Environment & Reproduce Steps
- Server Start Command
docker run -itd \
--name deepseek-v4-pro \
--device amd.com/gpu=all \
--device /dev/kfd \
--device /dev/dri \
--group-add=video \
--cap-add=SYS_PTRACE \
--privileged \
--security-opt seccomp=unconfined \
--ipc=host \
--network=host \
--ulimit memlock=-1 \
--ulimit stack=67108864 \
--entrypoint=/bin/bash \
-v /data/:/data/ \
-e ATOM_DISABLE_MMAP=true \
-e AITER_BF16_FP8_MOE_BOUND=0 \
-e ATOM_MOE_GU_ITLV=1 \
rocm/atom:rocm7.2.4_ubuntu24.04_py3.12_pytorch_release_2.10.0_atom0.1.3 \
-c "python -m atom.entrypoints.openai_server \
--model /data/DeepSeek-V4-Pro \
--kv_cache_dtype fp8 \
-tp 8 \
&>> /data/atom-log/vllm_deepseek_v4_pro.log 2>&1"
- Benchmark Command
python -m atom.benchmarks.benchmark_serving \
--model=/data/DeepSeek-V4-Pro \
--backend=vllm \
--base-url=http://localhost:8000 \
--dataset-name=random \
--random-input-len=8192 \
--random-output-len=1024 \
--random-range-ratio=0.8 \
--max-concurrency=4 \
--num-prompts=40 \
--trust-remote-code \
--num-warmups=8 \
--request-rate=inf \
--ignore-eos \
--save-result \
--percentile-metrics=ttft,tpot,itl,e2el \
--result-dir=. \
--result-filename=benchmark_result.json
Actual Results (atom0.1.3)
============ Serving Benchmark Result ============
Successful requests: 40
Benchmark duration (s): 1337.81
Total input tokens: 163098
Total generated tokens: 21612
Request throughput (req/s): 0.03
Output token throughput (tok/s): 16.15
Total Token throughput (tok/s): 138.07
---------------Time to First Token----------------
Mean TTFT (ms): 3683.35
Median TTFT (ms): 3114.96
P99 TTFT (ms): 10459.66
-----Time per Output Token (excl. 1st token)------
Mean TPOT (ms): 232.95
Median TPOT (ms): 231.82
P99 TPOT (ms): 255.16
---------------Inter-token Latency----------------
Mean ITL (ms): 233.59
Median ITL (ms): 221.04
P99 ITL (ms): 229.28
----------------End-to-end Latency----------------
Mean E2EL (ms): 129894.08
Median E2EL (ms): 123802.28
P99 E2EL (ms): 229624.88
==================================================
Metrics Comparison
| Metric |
Total Throughput(tok/s) |
Median TTFT (ms) |
Median TPOT (ms) |
| Expected (Dashboard) |
1868.5 |
869.8 |
15.68 |
| Actual |
138.07 |
3114 |
231.82 |
Additional Observations (Garbled Output on Newer Images)

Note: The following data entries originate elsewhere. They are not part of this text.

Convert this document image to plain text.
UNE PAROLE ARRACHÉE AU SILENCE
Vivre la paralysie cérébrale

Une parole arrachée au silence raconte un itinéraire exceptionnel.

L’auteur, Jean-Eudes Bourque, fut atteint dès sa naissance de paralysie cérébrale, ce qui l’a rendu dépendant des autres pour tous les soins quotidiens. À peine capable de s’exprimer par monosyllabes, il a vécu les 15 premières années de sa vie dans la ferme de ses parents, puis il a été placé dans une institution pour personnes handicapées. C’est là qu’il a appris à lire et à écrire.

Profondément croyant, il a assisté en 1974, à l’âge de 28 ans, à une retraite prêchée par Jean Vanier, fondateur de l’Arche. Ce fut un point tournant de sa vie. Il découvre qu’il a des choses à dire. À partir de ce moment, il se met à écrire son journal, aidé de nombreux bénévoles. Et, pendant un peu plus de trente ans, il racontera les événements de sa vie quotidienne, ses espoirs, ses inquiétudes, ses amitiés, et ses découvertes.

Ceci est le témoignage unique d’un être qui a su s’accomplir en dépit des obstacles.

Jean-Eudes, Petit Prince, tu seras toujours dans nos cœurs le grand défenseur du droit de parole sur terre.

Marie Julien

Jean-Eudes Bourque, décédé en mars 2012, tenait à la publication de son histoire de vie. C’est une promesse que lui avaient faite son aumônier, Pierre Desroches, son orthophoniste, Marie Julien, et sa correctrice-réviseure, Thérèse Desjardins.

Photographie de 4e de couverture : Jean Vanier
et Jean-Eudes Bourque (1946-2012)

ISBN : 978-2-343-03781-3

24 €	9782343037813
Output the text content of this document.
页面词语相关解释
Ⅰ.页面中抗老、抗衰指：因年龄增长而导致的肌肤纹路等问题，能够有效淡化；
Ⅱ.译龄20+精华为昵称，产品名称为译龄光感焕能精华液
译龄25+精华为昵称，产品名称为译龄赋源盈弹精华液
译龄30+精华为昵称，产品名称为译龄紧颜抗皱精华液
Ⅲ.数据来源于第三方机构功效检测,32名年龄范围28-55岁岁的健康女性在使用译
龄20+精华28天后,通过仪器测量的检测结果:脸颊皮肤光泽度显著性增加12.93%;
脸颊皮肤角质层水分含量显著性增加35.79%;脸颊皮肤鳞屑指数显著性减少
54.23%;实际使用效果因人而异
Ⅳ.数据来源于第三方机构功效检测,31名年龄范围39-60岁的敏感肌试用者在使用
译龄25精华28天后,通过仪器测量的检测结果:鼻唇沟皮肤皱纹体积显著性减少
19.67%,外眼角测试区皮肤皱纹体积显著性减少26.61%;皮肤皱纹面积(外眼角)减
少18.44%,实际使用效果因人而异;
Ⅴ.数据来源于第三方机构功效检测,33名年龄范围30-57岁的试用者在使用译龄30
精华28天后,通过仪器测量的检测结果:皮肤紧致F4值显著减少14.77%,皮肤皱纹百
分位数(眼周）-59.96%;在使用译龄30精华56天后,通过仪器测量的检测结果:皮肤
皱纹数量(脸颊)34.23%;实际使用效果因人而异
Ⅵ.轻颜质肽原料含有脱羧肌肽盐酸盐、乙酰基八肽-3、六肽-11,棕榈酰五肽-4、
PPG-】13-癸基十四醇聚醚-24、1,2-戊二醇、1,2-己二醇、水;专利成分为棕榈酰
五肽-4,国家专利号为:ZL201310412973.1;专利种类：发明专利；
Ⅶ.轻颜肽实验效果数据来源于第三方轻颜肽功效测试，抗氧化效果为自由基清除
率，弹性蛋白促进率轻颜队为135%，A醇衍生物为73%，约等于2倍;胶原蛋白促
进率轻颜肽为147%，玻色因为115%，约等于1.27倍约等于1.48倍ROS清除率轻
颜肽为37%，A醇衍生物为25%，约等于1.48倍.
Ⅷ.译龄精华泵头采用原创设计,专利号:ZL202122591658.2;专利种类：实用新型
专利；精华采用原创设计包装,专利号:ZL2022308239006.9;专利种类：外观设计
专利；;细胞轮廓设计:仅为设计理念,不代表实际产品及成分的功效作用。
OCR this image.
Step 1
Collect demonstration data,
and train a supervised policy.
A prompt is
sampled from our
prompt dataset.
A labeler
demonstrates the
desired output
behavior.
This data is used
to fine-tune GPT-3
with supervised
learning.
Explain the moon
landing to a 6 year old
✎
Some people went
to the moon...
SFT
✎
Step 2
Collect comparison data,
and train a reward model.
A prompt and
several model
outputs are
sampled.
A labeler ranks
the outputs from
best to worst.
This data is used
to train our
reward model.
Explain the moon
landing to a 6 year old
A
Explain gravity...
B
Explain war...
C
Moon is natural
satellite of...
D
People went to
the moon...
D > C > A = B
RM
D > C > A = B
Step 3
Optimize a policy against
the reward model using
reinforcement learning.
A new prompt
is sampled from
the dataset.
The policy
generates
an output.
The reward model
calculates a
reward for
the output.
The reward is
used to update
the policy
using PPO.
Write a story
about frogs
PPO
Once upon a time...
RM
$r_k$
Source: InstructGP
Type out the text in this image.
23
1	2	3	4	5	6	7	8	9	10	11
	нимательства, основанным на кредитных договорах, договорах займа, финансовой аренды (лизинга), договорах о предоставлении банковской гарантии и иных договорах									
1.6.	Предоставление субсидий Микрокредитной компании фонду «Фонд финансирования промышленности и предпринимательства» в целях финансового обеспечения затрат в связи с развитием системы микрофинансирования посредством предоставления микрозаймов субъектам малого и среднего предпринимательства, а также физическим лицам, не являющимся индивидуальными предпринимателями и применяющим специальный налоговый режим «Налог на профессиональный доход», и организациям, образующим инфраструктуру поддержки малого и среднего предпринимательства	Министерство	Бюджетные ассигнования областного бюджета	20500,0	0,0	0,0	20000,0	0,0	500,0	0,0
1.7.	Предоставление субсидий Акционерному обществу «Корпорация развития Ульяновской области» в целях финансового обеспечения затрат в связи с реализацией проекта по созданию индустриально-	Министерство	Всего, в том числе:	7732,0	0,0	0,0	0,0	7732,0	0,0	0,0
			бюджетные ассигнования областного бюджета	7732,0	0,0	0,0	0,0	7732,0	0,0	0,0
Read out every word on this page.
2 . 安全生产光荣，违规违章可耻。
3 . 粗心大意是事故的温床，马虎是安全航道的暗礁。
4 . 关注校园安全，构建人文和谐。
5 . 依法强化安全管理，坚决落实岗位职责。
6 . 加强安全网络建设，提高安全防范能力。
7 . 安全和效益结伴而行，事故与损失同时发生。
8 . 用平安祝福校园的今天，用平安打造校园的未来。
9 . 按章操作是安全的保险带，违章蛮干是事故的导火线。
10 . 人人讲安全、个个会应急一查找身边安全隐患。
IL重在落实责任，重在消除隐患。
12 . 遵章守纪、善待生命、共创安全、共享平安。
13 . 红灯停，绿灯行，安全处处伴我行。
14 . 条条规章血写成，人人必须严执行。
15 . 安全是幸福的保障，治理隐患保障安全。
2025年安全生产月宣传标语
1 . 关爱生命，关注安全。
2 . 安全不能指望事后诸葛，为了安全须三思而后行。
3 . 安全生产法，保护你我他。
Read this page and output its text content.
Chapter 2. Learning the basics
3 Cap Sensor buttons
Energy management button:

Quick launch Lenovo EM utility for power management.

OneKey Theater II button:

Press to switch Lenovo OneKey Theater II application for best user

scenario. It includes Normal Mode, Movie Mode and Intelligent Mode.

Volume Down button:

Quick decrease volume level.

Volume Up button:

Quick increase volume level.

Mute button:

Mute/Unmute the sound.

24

Furthermore, when testing the same configuration across several newer image versions, the model returns garbled text/nonsense outputs. Affected images include:
- rocm/atom:rocm7.2.4_ubuntu24.04_py3.12_pytorch_release_2.10.0_atom0.1.4
- rocm/atom-dev:nightly_202606201539
- rocm/atom:rocm7.2.4_ubuntu24.04_py3.12_pytorch_release_2.10.0_atom0.1.4_20260612
Are there any missing environment variables, hardware pre-configurations (e.g., RCCL/NUMA tuning), or model-specific flags needed to reproduce the dashboard performance and resolve the text corruption issues?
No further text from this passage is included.